Do you want to live in a place where equality reigns? A place with zero crime and therefore zero jails? A place where workers fully own their labor and where income inequality doesn't exist? Well then, your future is now. Hop a Greyhound and head over to Louisa County, Virginia, where you'll find the tofu-making, hammock-weaving community of Twin Oaks. You can join that commune or any of the surprisingly numerous utopian communes extant in the United States. All you have to do is give up a sizable chunk of your individual identity, and prepare for the reality that you probably won't be much happier than you are now.
The joke about "utopia" is that the word deconstructs itself. But within Utopia Drive's first few pages, Erik Reece, an environmental journalist and professor of English at the University of Kentucky, quickly and constructively kills that joke. One of the Greek roots of the word, "outopia," means "no place." But Reece points out that the other Greek root, "eutopia," means "good place." When thinking about ways to organize ourselves as a society—a task made increasingly urgent by the rise of income inequality and our swift environmental decline—the best need not be the enemy of the good.
Reece frames the book as one man's road-trip diary. He limits his travels, and therefore his research, to communities east of the Mississippi River. Along the way, he finds several different kinds of utopias—secular and religious, urban and agrarian, artistic and practical, past and present—and categorizes their larger aims as places of solitude, solidarity, escape, or reconstruction.

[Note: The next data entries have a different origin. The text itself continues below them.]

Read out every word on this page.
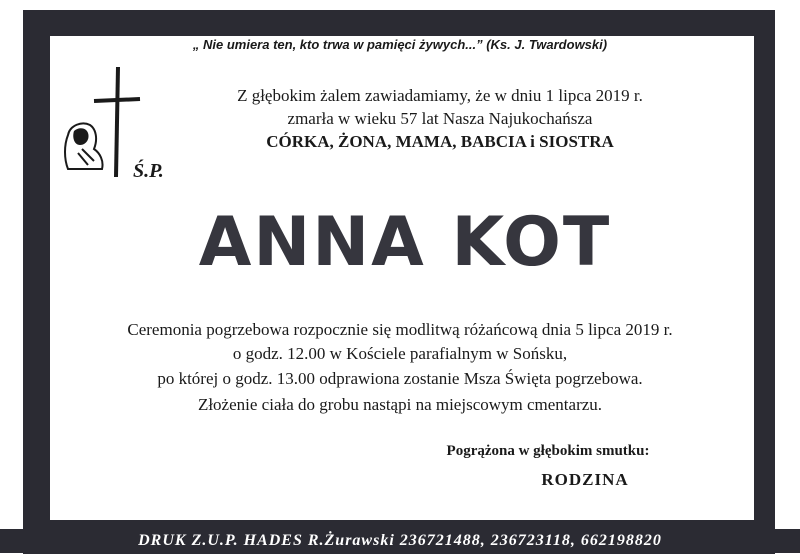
„ Nie umiera ten, kto trwa w pamięci żywych...” (Ks. J. Twardowski)
Ś.P.
Z głębokim żalem zawiadamiamy, że w dniu 1 lipca 2019 r.
zmarła w wieku 57 lat Nasza Najukochańsza
CÓRKA, ŻONA, MAMA, BABCIA i SIOSTRA
ANNA KOT
Ceremonia pogrzebowa rozpocznie się modlitwą różańcową dnia 5 lipca 2019 r.
o godz. 12.00 w Kościele parafialnym w Sońsku,
po której o godz. 13.00 odprawiona zostanie Msza Święta pogrzebowa.
Złożenie ciała do grobu nastąpi na miejscowym cmentarzu.
Pogrążona w głębokim smutku:
RODZINA
DRUK Z.U.P. HADES R.Żurawski 236721488, 236723118, 662198820
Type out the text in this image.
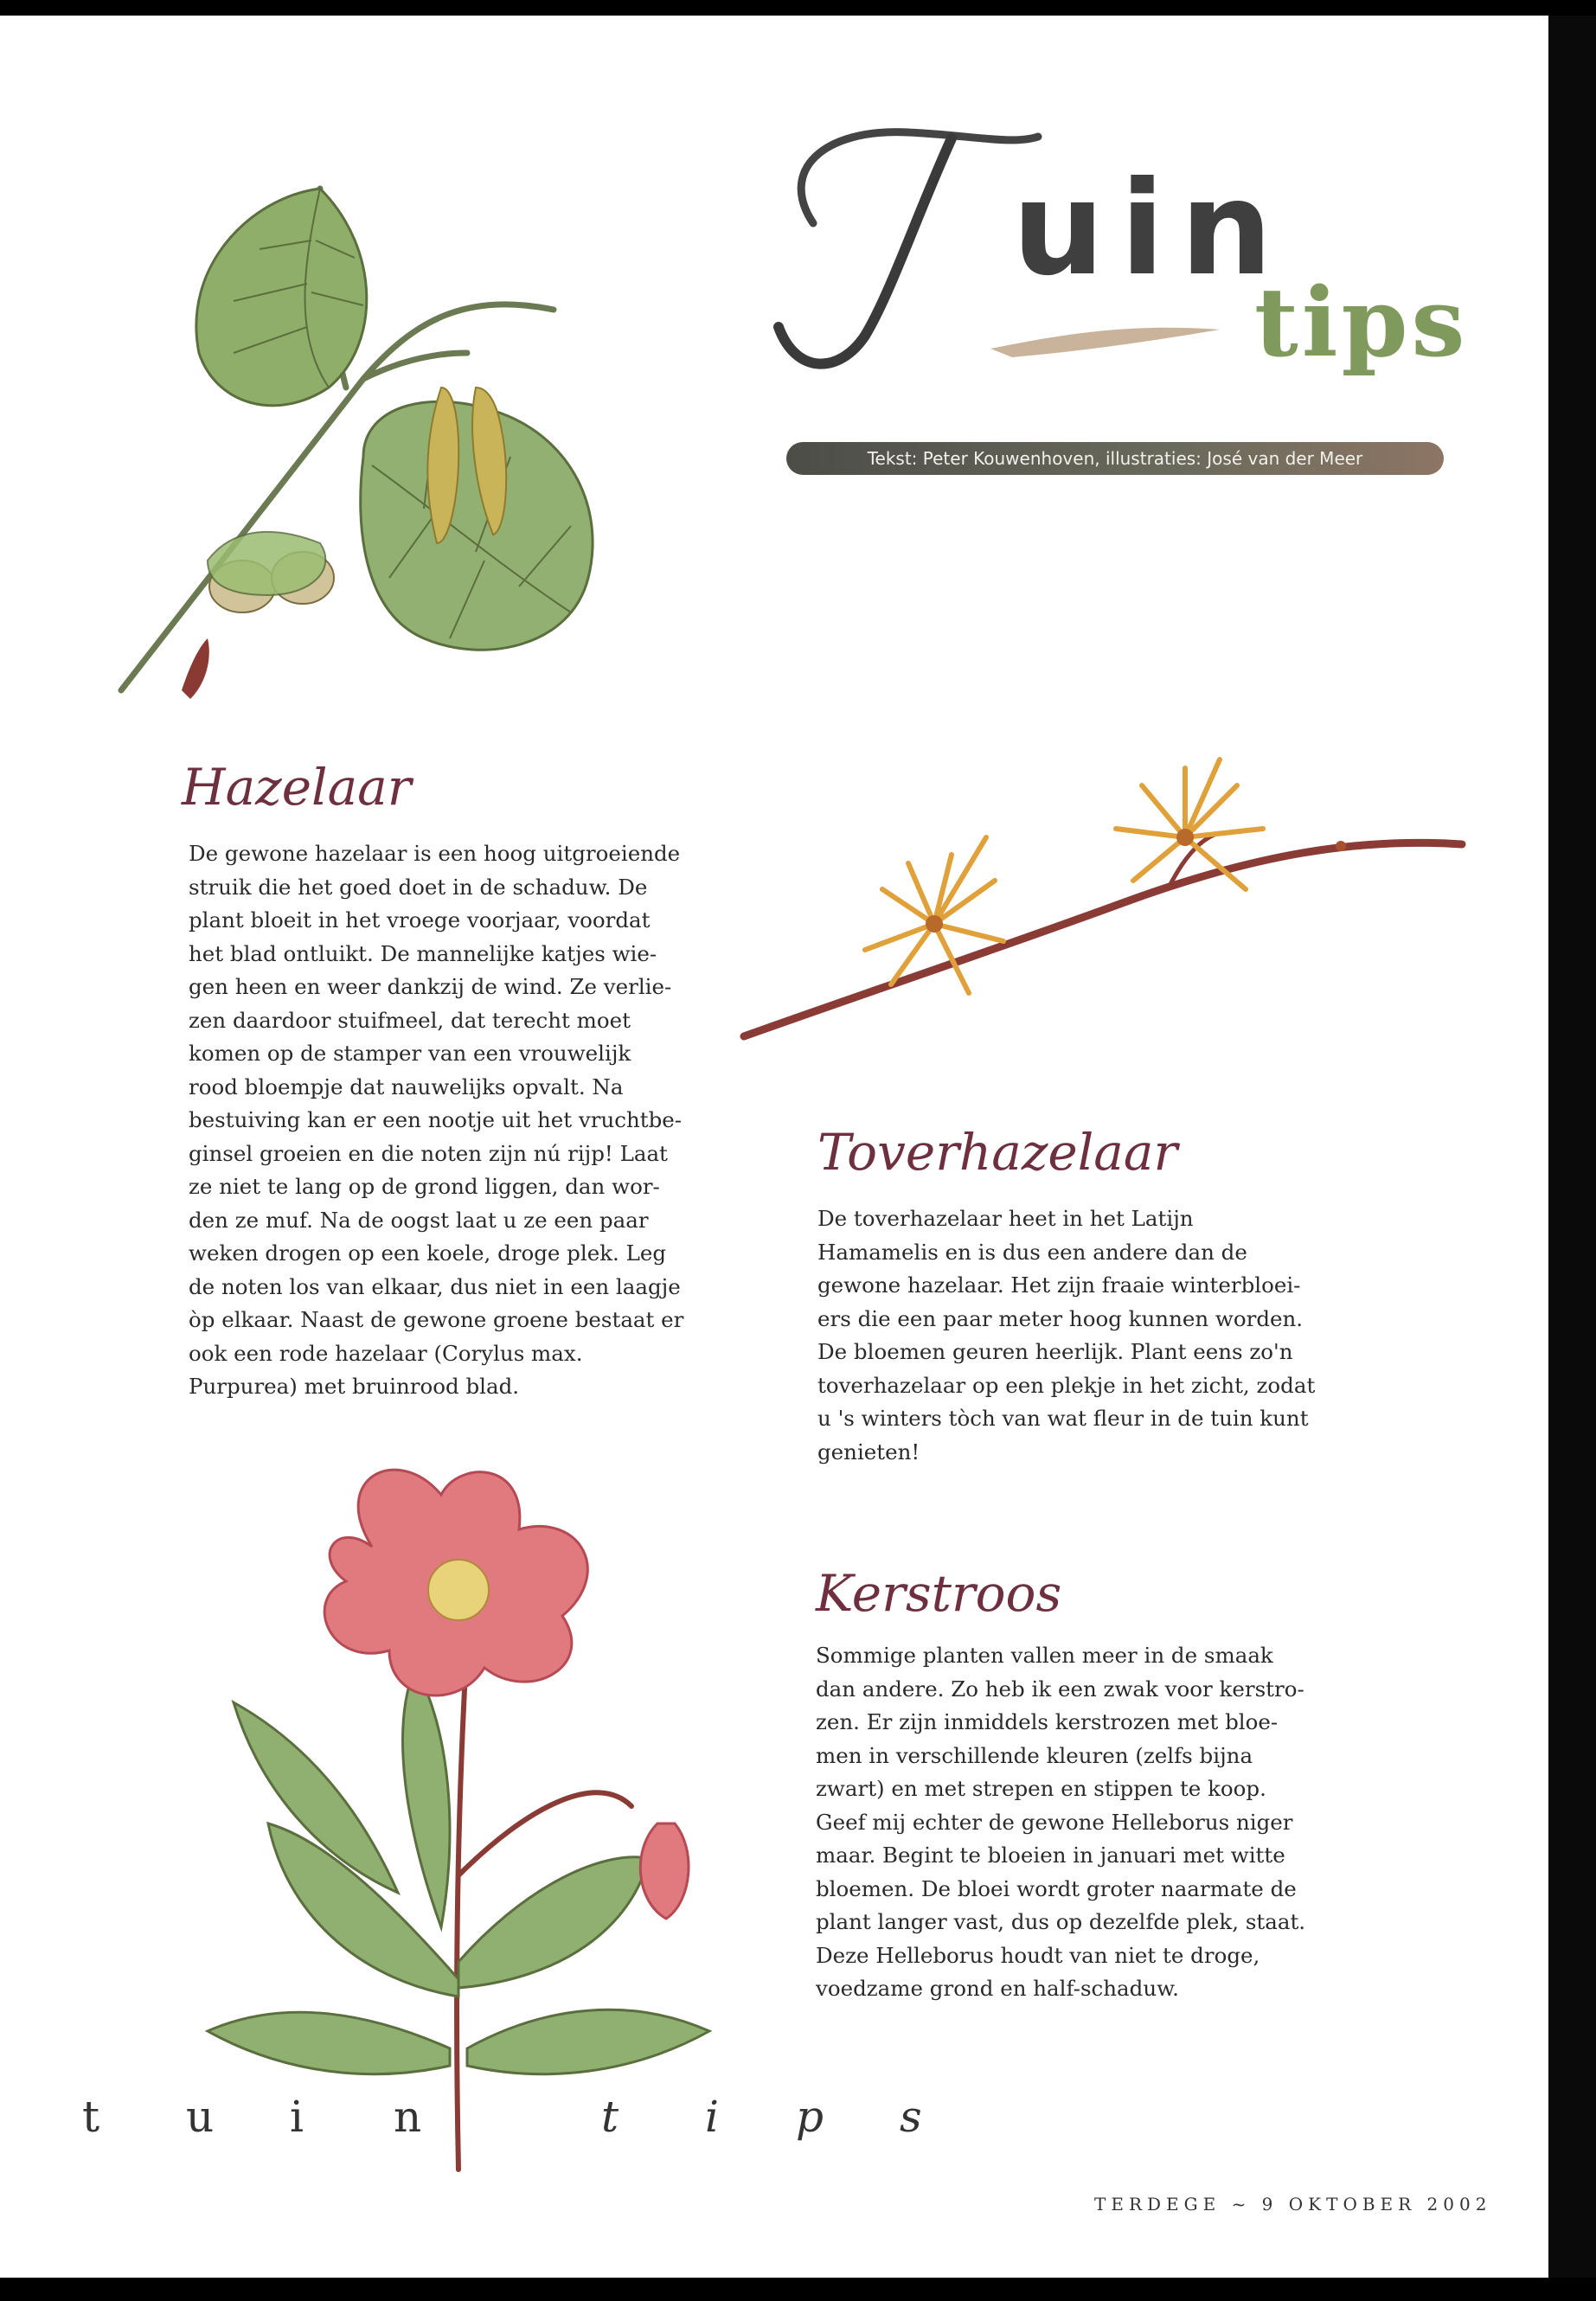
uin
tips
Tekst: Peter Kouwenhoven, illustraties: José van der Meer
Hazelaar
De gewone hazelaar is een hoog uitgroeiende
struik die het goed doet in de schaduw. De
plant bloeit in het vroege voorjaar, voordat
het blad ontluikt. De mannelijke katjes wie-
gen heen en weer dankzij de wind. Ze verlie-
zen daardoor stuifmeel, dat terecht moet
komen op de stamper van een vrouwelijk
rood bloempje dat nauwelijks opvalt. Na
bestuiving kan er een nootje uit het vruchtbe-
ginsel groeien en die noten zijn nú rijp! Laat
ze niet te lang op de grond liggen, dan wor-
den ze muf. Na de oogst laat u ze een paar
weken drogen op een koele, droge plek. Leg
de noten los van elkaar, dus niet in een laagje
òp elkaar. Naast de gewone groene bestaat er
ook een rode hazelaar (Corylus max.
Purpurea) met bruinrood blad.
Toverhazelaar
De toverhazelaar heet in het Latijn
Hamamelis en is dus een andere dan de
gewone hazelaar. Het zijn fraaie winterbloei-
ers die een paar meter hoog kunnen worden.
De bloemen geuren heerlijk. Plant eens zo'n
toverhazelaar op een plekje in het zicht, zodat
u 's winters tòch van wat fleur in de tuin kunt
genieten!
Kerstroos
Sommige planten vallen meer in de smaak
dan andere. Zo heb ik een zwak voor kerstro-
zen. Er zijn inmiddels kerstrozen met bloe-
men in verschillende kleuren (zelfs bijna
zwart) en met strepen en stippen te koop.
Geef mij echter de gewone Helleborus niger
maar. Begint te bloeien in januari met witte
bloemen. De bloei wordt groter naarmate de
plant langer vast, dus op dezelfde plek, staat.
Deze Helleborus houdt van niet te droge,
voedzame grond en half-schaduw.
t u i n	t i p s
TERDEGE ~ 9 OKTOBER 2002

The historical examples that Reece traces all start up around the turn of the 19th century. Reading about the bizarre practices of religious groups like the Shakers, the Rappites, and the Oneida, or the largely secular, socialist communities such as Robert Owen's New Harmony or Josiah Warren's Modern Times, you get the sense that the United States was in its late 20s and needed to figure out what the fuck it was going to do with its life, and so it moved out to Ohio, Kentucky, and Indiana to start experimenting with communal living.
These kinds of communities "fail" for several reasons. An influential leader dies and internecine conflict dissolves the group. The logical end of celibacy asserts itself. Loafers and layabouts overrun the joint. But Reece is more interested in what we can learn from their attempts to realize earthly heavens.
The freshest idea in the book is the notion that making small changes in local economies can render global financial markets and certain sectors of the government irrelevant, and without too much fuss or libertarian grandstanding, either.
Reece cites the recent development of BerkShares, an alternative local currency in Massachusetts, and cooperative companies such as Ohio's Evergreen Collective, which prioritize people and the environment over profits, as examples of present-day applications of early utopian ideas.
(I'd add Seattle artist Natasha Marin's reparations project, Reparations.me, to that list. Why wait for the Feds—or even the city council—to propose a system designed to partially repair race relations in this country? Or to distribute organic produce to food deserts? Build a website. See what happens.)
I hear the argument that the relatively small number of people who participate in these radical work-arounds might be less inclined to vote for economic reforms that affect larger populations. I counter by saying you can vote to make government more equitable and employ your special set of skills to make your town a little more fair for everybody. "Burn it down" is the phrase I hear a lot from activists seeking radical social change, but "rot it out slowly so that only the strongest beams still stand" might be a more achievable, if less sonorous, aspiration.
Reece's road-trip conceit starts to feel redundant about halfway through the book. Nearly every chapter begins with a little drive to an historical site followed by a chat with a local, then a research session at a library, then 40-plus pages of history full of arcane details about wild American thinkers. He finally rewards himself with a drink at a dive bar where he reflects on all of the work he's done. His jokes in this reflective mode can be line-cook crass. And his references to his own relationship with Christianity can be annoyingly vague and off-putting for raging atheists (like me!). But he's got a plain-talking professor's ability to isolate the ideas of American utopians, wipe off their theological/political/personal residue, and synthesize them into useful suggestions to improve on our current dystopian Trumpscape.
That's a skill I'd welcome into my commune any day.